I believe Thomas Friedman has been on the wrong side of the Iraq war issue, but then so have many other people of good will and good heart.

And so I recommend Friedman's column Big Talk, Little Will in the New York Times today. Democrats and their supporters (I am one) will probably not like his conclusion, but not liking it doesn't make it less real.

Read all of what Friedman has to say, right to this conclusion:

Mr. Cheney, if we’re in a titanic struggle with Islamic fascists, why do you constantly use the “war on terrorism” as a wedge issue in domestic politics to frighten voters away from Democrats. How are we going to sustain such a large, long-term struggle if we are a divided country?

Please, Mr. Cheney, spare us your flag-waving rhetoric about the titanic struggle we are in and how Democrats just don’t understand it. It is just so phony — such a patent ploy to divert Americans from the fact that you have never risen to the challenge of this war. You will the ends, but you won’t will the means. What a fraud!

Friends, we are on a losing trajectory in Iraq, and, as the latest London plot underscores, the wider war with radical Islam is only getting wider.
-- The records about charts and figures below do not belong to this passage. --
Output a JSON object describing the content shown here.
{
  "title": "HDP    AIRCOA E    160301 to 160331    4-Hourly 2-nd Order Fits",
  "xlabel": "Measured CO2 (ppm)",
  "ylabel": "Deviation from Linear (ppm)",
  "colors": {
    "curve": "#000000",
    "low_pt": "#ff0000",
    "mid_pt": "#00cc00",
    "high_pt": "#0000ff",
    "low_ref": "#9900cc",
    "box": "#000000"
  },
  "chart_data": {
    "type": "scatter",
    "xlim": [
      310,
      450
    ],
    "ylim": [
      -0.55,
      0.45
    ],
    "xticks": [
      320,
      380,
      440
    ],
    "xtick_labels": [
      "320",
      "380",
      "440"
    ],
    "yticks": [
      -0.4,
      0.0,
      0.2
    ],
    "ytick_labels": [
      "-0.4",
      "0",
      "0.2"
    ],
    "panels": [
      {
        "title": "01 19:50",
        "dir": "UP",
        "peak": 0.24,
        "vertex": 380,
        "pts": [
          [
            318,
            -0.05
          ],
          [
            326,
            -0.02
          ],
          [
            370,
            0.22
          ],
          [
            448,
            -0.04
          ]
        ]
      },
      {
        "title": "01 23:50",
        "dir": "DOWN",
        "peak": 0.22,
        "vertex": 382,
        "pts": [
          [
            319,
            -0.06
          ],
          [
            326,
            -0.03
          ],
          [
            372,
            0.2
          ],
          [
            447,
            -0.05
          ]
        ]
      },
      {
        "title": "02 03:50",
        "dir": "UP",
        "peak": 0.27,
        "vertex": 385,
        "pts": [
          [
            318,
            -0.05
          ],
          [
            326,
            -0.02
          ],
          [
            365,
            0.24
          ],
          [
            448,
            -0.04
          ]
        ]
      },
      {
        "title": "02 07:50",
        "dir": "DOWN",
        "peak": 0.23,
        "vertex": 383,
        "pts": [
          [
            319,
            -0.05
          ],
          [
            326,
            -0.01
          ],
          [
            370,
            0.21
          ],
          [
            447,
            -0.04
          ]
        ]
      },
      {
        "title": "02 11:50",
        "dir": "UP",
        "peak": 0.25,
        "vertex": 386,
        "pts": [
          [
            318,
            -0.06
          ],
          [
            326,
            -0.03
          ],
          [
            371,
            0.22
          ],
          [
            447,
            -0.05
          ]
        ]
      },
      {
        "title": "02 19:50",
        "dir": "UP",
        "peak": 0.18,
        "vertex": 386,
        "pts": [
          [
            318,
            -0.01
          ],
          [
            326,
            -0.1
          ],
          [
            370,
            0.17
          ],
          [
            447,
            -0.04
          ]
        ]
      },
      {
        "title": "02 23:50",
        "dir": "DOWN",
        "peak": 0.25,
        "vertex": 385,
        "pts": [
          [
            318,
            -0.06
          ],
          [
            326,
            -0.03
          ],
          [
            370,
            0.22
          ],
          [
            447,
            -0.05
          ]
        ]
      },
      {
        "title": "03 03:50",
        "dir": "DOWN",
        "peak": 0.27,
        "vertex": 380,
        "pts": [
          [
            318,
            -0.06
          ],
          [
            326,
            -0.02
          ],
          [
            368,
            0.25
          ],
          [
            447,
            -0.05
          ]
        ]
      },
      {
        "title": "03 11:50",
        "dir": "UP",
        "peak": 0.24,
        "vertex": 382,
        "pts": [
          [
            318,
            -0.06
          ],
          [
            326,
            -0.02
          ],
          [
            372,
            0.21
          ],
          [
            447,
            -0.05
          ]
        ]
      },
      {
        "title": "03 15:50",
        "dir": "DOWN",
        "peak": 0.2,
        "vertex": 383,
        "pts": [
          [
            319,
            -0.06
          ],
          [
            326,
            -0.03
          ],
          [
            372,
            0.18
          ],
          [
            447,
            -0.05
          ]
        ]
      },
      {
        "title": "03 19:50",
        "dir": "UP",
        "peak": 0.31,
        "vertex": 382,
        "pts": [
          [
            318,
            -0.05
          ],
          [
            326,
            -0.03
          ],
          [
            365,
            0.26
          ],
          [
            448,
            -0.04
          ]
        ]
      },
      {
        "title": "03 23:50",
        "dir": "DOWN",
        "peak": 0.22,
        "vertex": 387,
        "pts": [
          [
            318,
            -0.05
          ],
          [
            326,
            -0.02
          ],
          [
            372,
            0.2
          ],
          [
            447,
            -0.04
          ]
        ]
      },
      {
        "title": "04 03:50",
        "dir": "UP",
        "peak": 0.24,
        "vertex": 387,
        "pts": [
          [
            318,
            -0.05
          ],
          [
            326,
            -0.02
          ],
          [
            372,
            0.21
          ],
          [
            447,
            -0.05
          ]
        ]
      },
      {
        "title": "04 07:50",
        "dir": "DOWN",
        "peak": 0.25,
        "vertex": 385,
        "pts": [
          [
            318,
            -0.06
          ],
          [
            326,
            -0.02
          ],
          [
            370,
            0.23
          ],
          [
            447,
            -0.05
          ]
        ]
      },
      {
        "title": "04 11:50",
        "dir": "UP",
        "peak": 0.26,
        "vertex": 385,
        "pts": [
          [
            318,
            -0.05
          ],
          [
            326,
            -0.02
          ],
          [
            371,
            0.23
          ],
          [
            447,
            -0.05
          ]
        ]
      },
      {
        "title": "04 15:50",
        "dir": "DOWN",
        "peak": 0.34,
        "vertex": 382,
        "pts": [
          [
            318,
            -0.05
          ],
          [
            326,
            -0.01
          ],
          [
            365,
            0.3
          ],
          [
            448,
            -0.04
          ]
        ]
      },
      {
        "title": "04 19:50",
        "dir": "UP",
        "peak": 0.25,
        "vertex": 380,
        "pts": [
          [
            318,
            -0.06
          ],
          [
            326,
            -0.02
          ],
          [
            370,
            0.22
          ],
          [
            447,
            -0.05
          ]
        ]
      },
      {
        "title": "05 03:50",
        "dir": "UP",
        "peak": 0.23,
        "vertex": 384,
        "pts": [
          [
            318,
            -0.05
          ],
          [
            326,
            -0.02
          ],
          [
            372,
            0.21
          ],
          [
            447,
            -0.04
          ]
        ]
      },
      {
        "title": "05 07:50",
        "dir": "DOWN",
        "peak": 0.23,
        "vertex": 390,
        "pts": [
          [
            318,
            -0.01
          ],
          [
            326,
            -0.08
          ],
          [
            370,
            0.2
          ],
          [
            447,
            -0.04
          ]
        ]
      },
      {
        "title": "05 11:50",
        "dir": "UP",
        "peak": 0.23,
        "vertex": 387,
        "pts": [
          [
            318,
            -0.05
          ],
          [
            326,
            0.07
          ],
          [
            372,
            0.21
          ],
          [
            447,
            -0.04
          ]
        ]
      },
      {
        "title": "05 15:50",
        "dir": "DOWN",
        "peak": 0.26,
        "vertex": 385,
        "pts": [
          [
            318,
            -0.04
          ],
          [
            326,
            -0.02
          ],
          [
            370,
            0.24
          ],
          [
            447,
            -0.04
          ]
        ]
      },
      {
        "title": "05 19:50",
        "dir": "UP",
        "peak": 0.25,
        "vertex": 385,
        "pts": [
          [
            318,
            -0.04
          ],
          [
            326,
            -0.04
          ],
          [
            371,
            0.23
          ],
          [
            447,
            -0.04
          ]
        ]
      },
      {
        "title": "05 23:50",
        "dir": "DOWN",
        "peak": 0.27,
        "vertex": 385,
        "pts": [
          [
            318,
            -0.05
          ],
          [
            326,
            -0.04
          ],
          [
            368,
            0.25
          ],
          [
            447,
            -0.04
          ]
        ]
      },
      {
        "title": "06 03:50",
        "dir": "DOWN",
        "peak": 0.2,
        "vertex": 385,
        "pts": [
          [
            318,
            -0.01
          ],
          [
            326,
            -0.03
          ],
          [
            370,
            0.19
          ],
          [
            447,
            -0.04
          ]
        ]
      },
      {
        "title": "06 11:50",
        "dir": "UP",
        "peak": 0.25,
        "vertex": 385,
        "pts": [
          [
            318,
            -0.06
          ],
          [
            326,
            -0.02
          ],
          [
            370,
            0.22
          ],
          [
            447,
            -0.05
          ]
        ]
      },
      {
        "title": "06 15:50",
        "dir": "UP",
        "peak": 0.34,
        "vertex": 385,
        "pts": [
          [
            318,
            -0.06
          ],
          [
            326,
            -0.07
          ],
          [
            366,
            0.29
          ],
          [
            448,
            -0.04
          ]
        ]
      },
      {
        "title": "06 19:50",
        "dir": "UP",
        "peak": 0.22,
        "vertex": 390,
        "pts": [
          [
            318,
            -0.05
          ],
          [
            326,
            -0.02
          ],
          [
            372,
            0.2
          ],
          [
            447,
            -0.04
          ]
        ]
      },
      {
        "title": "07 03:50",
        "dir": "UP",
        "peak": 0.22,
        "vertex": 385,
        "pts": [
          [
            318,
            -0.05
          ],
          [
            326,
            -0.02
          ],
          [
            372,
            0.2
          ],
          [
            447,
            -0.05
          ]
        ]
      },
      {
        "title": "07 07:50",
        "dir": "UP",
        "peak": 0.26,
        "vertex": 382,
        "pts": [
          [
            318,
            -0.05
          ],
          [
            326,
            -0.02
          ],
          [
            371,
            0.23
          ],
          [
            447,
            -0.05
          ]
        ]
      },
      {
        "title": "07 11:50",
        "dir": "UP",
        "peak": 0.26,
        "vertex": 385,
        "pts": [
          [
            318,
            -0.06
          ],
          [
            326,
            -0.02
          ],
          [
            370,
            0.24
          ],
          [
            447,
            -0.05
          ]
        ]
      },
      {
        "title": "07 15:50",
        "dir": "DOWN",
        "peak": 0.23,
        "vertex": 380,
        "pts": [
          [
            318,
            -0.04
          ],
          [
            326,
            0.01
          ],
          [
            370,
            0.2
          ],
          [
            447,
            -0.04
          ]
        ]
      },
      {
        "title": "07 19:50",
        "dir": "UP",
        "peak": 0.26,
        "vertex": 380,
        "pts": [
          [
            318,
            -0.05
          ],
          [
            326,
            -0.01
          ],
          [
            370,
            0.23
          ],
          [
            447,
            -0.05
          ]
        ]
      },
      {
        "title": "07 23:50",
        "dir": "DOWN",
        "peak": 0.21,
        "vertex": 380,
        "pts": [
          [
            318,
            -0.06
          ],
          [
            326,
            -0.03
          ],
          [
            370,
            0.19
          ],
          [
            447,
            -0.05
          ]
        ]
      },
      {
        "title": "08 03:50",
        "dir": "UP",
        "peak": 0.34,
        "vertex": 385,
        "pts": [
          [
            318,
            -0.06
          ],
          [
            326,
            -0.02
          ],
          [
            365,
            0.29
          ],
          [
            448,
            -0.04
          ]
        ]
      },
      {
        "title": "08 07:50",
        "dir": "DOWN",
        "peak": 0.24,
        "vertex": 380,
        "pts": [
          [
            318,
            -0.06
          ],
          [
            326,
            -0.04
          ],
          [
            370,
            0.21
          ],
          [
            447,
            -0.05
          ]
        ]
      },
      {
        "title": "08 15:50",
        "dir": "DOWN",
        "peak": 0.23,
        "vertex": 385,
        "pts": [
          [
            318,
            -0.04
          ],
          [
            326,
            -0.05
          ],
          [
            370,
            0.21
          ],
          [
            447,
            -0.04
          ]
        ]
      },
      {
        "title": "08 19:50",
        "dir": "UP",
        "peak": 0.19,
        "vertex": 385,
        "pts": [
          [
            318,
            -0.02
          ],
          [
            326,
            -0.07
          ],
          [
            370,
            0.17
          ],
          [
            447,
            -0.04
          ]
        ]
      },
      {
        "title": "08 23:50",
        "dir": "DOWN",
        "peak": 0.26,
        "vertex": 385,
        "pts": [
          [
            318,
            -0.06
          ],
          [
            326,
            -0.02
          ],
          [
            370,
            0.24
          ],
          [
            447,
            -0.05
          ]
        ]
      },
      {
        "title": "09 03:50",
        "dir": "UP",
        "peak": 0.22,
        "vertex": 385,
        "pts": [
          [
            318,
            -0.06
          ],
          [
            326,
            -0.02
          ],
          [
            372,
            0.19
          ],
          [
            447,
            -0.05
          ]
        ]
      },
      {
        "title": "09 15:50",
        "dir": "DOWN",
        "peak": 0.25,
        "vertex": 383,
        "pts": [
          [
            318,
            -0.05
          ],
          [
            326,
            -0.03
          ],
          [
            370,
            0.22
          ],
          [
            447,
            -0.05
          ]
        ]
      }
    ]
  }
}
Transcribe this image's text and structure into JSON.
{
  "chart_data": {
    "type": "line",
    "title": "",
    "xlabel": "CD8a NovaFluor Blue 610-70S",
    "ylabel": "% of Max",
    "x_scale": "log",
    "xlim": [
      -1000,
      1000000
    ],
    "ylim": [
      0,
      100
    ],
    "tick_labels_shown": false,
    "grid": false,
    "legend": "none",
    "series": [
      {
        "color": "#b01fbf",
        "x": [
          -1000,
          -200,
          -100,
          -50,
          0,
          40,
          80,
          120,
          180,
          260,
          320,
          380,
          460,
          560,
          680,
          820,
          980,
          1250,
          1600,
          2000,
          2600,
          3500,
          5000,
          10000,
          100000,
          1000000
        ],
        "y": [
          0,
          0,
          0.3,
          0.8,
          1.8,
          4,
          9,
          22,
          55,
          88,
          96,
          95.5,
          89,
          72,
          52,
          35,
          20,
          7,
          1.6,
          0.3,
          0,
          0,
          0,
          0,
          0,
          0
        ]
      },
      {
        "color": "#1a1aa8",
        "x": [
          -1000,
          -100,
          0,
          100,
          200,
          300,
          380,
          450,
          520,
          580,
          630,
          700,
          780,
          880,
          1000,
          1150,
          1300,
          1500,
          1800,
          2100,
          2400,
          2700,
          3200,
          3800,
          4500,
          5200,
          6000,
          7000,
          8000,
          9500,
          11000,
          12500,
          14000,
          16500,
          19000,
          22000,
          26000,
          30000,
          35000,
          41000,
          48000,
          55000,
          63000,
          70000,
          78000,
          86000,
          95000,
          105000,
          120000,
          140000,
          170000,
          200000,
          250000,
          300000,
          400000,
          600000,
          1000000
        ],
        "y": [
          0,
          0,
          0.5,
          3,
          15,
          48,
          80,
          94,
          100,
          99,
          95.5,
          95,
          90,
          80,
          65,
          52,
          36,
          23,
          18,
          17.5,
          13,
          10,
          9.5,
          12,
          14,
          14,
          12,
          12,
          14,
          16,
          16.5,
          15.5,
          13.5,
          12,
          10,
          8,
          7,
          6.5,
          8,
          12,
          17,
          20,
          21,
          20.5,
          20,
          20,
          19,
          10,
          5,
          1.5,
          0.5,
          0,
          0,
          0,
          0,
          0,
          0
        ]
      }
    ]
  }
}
We need to reassess everything we are doing in this “war on terrorism” and figure out what is worth continuing, what needs changing and what sacrifice we need to demand from every American to match our means with our ends. Yes, the Democrats could help by presenting a serious alternative. But unless the party in power for the next two and half years shakes free of its denial, we are in really, really big trouble.


The man has a point. He has a point.

So do the authors of this editorial, Meanwhile in Baghdad, in the same edition of the Times.

3,000 people have died in Baghdad since June of this year. Three thousand. Since June. Do you think they've paid enough now for the sin Osama bin Laden committed against our nation? Do you think the torrents of blood of the innocent children, the women and the old people have washed away the sin of bin Laden now?

Do you ever wonder where bin Laden is?

The Current Occupant doesn't. On March 13, 2002, he said so: "I don't know where bin Laden is. I have no idea and really don't care. It's not that important. It's not our priority."

Mr. Cheney doesn't seem to care either.

But I wonder. I care.

Maybe you should, too, because the Current Occupant is about to roll out the fear-fest to try to win another election for his party.

Think about that.

Three wars -- Afghanistan, Iraq and Lebanon -- and only the first one was the right one. That one, they abandoned.

Think about that, then do something in November. Consider that, no matter your party affiliation, it might not be a very good idea to vote for members of a party that is blindly following these Lords of Chaos straight into hell.

Just this once, if you can't stand to vote for a Democrat, sit on your hands and let this be a triage election. Let the rest of us do what we can to stop the bleeding.

Then we can all go back to our corners and come out fighting.

However you can manage it, do the right thing.

We don't have too many chances left.